Hello, we had a multiday outage regarding the connectivity between the UFs and the IDXs. This affected the ability of all the UFs (5k or so) from sending logs to Splunk from our Windows servers. Once that connectivity was restored, for reasons yet to be determined, the UFs did not backfill, but kept sending current data. What I'm saying is, the UFs for some reason did not realized that they could not send data and did not pause in their transmission. Thus, we have about a 22 hour gap in our windows logs. We are trying to figure out how to get Splunk to re-ingest that data. All the searches I have found for re-ingestion of windows logs talk about deleting the checkpoint file for the time period and restarting Splunk. That would work for one or a few servers, but we need to do that at scale.

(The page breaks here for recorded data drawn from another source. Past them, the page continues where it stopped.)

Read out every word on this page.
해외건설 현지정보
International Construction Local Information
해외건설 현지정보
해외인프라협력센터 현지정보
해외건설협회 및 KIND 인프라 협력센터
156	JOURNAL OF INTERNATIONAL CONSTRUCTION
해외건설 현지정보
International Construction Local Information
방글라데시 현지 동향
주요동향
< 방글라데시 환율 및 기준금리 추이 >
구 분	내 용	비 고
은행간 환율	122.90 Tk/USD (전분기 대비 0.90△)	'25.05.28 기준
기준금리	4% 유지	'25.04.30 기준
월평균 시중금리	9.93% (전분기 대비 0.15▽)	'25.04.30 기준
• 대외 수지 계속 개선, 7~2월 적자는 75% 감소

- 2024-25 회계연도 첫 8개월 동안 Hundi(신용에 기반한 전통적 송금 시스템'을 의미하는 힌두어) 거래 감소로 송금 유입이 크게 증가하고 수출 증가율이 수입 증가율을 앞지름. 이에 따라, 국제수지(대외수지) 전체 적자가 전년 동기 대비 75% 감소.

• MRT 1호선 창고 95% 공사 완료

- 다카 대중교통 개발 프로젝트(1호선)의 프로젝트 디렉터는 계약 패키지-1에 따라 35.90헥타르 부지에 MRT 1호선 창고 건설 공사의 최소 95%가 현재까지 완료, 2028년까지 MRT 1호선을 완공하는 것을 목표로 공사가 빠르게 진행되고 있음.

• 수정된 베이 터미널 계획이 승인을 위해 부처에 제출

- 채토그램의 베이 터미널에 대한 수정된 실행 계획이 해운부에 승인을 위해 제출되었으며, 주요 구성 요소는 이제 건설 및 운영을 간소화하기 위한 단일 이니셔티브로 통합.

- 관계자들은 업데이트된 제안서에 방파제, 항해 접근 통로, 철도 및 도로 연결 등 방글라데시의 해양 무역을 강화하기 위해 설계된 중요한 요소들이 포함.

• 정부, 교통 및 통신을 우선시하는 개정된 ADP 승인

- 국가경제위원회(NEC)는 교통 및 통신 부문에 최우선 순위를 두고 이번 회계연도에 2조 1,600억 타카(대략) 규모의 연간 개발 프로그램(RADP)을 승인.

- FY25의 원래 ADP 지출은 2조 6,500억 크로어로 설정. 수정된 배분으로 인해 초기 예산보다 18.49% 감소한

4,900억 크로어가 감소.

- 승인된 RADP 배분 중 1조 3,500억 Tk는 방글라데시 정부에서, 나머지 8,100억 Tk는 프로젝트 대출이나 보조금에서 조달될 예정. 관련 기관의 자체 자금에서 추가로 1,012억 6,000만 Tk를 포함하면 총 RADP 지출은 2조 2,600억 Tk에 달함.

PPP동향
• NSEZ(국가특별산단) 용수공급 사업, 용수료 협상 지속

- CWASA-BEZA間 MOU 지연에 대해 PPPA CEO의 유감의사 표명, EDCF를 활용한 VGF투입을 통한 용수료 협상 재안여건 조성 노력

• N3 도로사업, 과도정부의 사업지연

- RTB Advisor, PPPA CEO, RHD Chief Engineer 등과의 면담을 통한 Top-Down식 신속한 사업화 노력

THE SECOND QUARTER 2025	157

It seems the options for re-ingestion past data at scale are limited to:
1. Use something like SCCM to script the stop of Splunk UF, deletion of checkpoint files, and restart Splunk UF
2. Use something like SCCM to completely uninstall Splunk UF and reinstall with a inputs.conf that covers the missing timeframe, but realize we will duplicate everything after that.
Is there another option?
Thanks
What I have found so far, but seems like it would only work for a few servers, not 5k
1. Good point. I should have been clearer in that I was hoping someone else had gone through this and could in general describe what they had done.
3. Noted.
4. Noted.
5. Noted.
Appreciate the feedback.
It's not that easy.
Firstly, we have no idea what your configuration is (mostly inputs and outputs are of interest here)

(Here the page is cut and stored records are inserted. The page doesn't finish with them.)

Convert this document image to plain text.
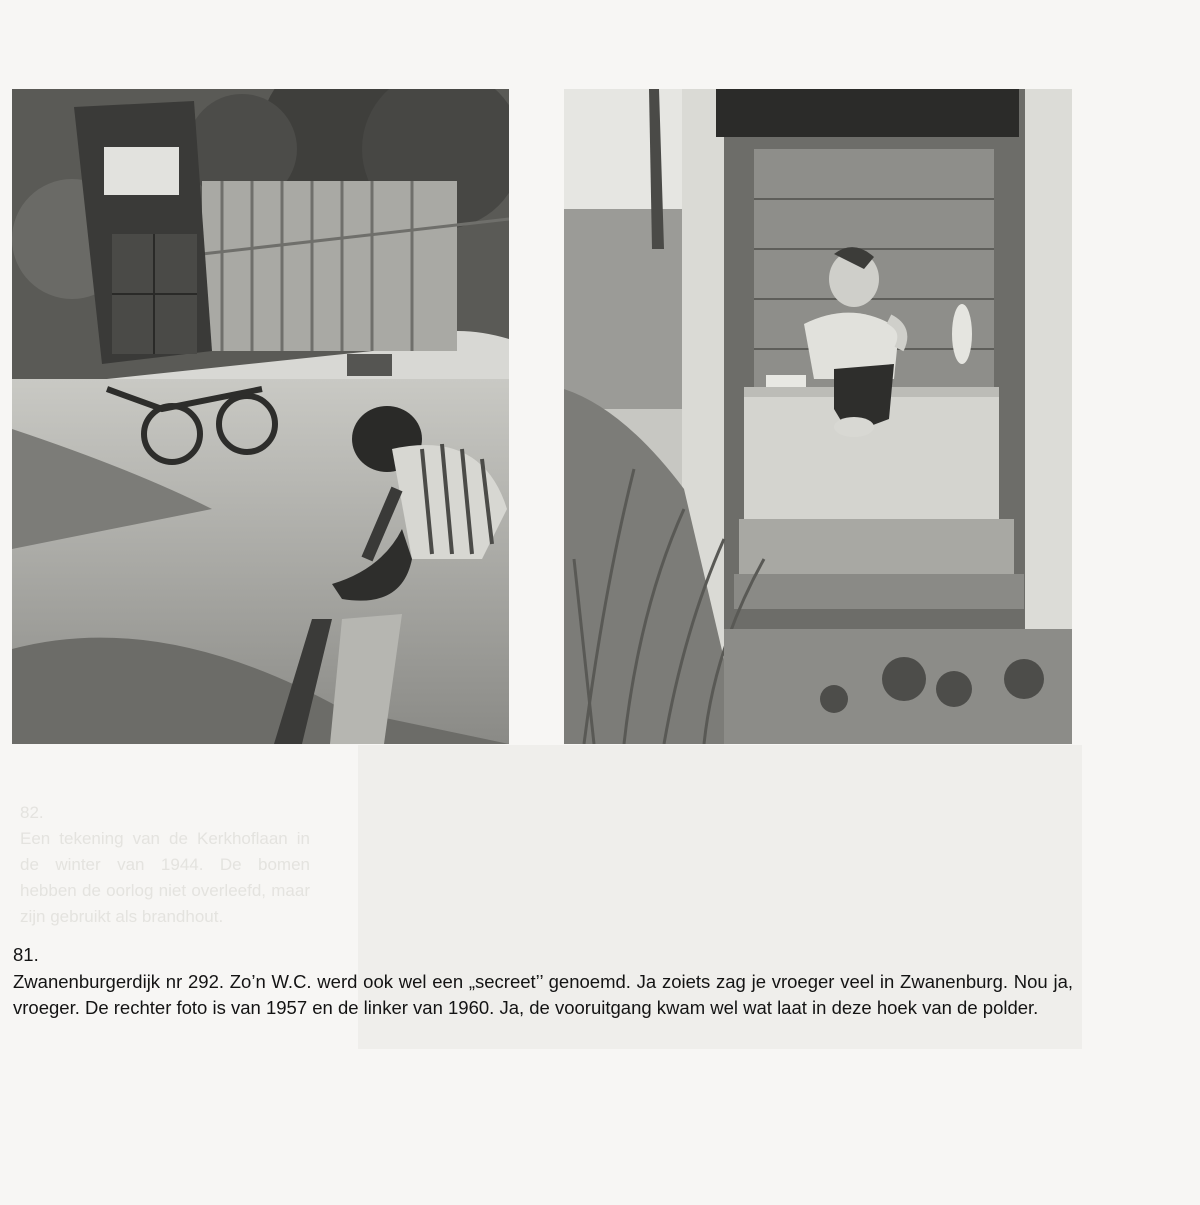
82.

Een tekening van de Kerkhoflaan in de winter van 1944. De bomen hebben de oorlog niet overleefd, maar zijn gebruikt als brandhout.

81.
Zwanenburgerdijk nr 292. Zo’n W.C. werd ook wel een „secreet’’ genoemd. Ja zoiets zag je vroeger veel in Zwanenburg. Nou ja, vroeger. De rechter foto is van 1957 en de linker van 1960. Ja, de vooruitgang kwam wel wat laat in deze hoek van de polder.
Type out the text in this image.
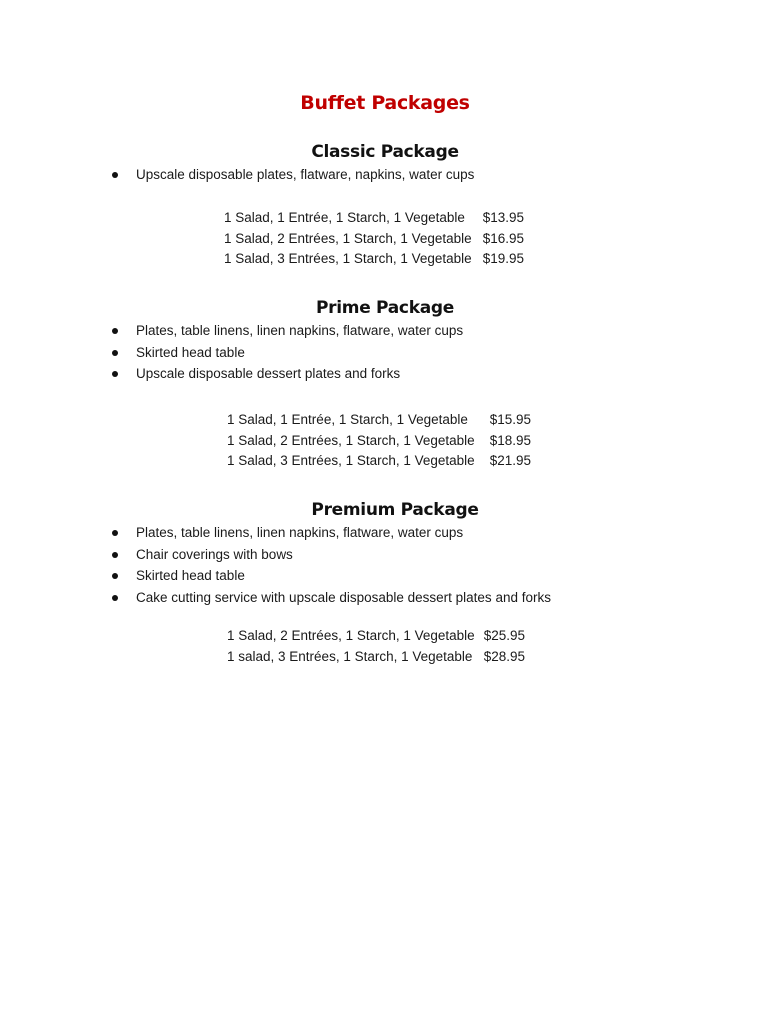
Buffet Packages
Classic Package
Upscale disposable plates, flatware, napkins, water cups
1 Salad, 1 Entrée, 1 Starch, 1 Vegetable	$13.95
1 Salad, 2 Entrées, 1 Starch, 1 Vegetable $16.95
1 Salad, 3 Entrées, 1 Starch, 1 Vegetable $19.95
Prime Package
Plates, table linens, linen napkins, flatware, water cups
Skirted head table
Upscale disposable dessert plates and forks
1 Salad, 1 Entrée, 1 Starch, 1 Vegetable	$15.95
1 Salad, 2 Entrées, 1 Starch, 1 Vegetable	$18.95
1 Salad, 3 Entrées, 1 Starch, 1 Vegetable	$21.95
Premium Package
Plates, table linens, linen napkins, flatware, water cups
Chair coverings with bows
Skirted head table
Cake cutting service with upscale disposable dessert plates and forks
1 Salad, 2 Entrées, 1 Starch, 1 Vegetable $25.95
1 salad, 3 Entrées, 1 Starch, 1 Vegetable $28.95
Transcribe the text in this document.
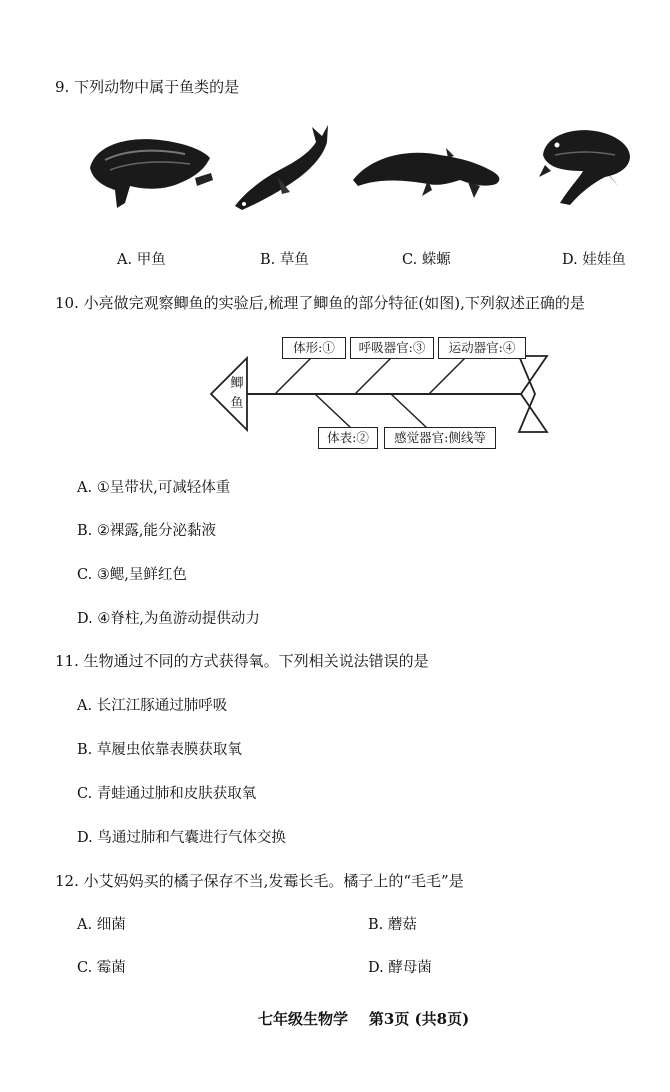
9. 下列动物中属于鱼类的是
A. 甲鱼	B. 草鱼	C. 蝾螈	D. 娃娃鱼
10. 小亮做完观察鲫鱼的实验后,梳理了鲫鱼的部分特征(如图),下列叙述正确的是
鲫
鱼
体形:①	呼吸器官:③	运动器官:④
体表:②	感觉器官:侧线等
A. ①呈带状,可减轻体重
B. ②裸露,能分泌黏液
C. ③鳃,呈鲜红色
D. ④脊柱,为鱼游动提供动力
11. 生物通过不同的方式获得氧。下列相关说法错误的是
A. 长江江豚通过肺呼吸
B. 草履虫依靠表膜获取氧
C. 青蛙通过肺和皮肤获取氧
D. 鸟通过肺和气囊进行气体交换
12. 小艾妈妈买的橘子保存不当,发霉长毛。橘子上的“毛毛”是
A. 细菌	B. 蘑菇
C. 霉菌	D. 酵母菌
七年级生物学    第3页 (共8页)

Secondly, there is a very good question why didn't the forwarders stop and wait.
Thirdly, generally there is no native way to manipulate forwarder's internal state from remote. There are some ugly hacks to do it but I will not promote them here since it's very easy to shoot yourself in the foot that way.

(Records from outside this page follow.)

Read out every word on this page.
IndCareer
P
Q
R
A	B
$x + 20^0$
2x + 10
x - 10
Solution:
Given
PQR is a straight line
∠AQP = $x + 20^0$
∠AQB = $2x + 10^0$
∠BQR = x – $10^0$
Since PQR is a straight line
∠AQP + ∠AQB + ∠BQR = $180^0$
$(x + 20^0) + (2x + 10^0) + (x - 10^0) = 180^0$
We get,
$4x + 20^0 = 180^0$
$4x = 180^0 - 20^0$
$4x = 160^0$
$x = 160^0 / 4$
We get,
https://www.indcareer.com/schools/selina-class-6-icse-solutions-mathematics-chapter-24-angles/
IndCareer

Fourthly, with a normal desktop edition of windows 22 hours should not produce too many logs but on a busy server, depending on your configuration, that data could already have been overwritten if you hit the size limit.
Fifthly, if you do have the data on the other hand, removing checkpoints would mean rereading all available events from scratch so that could cause an overload of your license and/or infrastructure.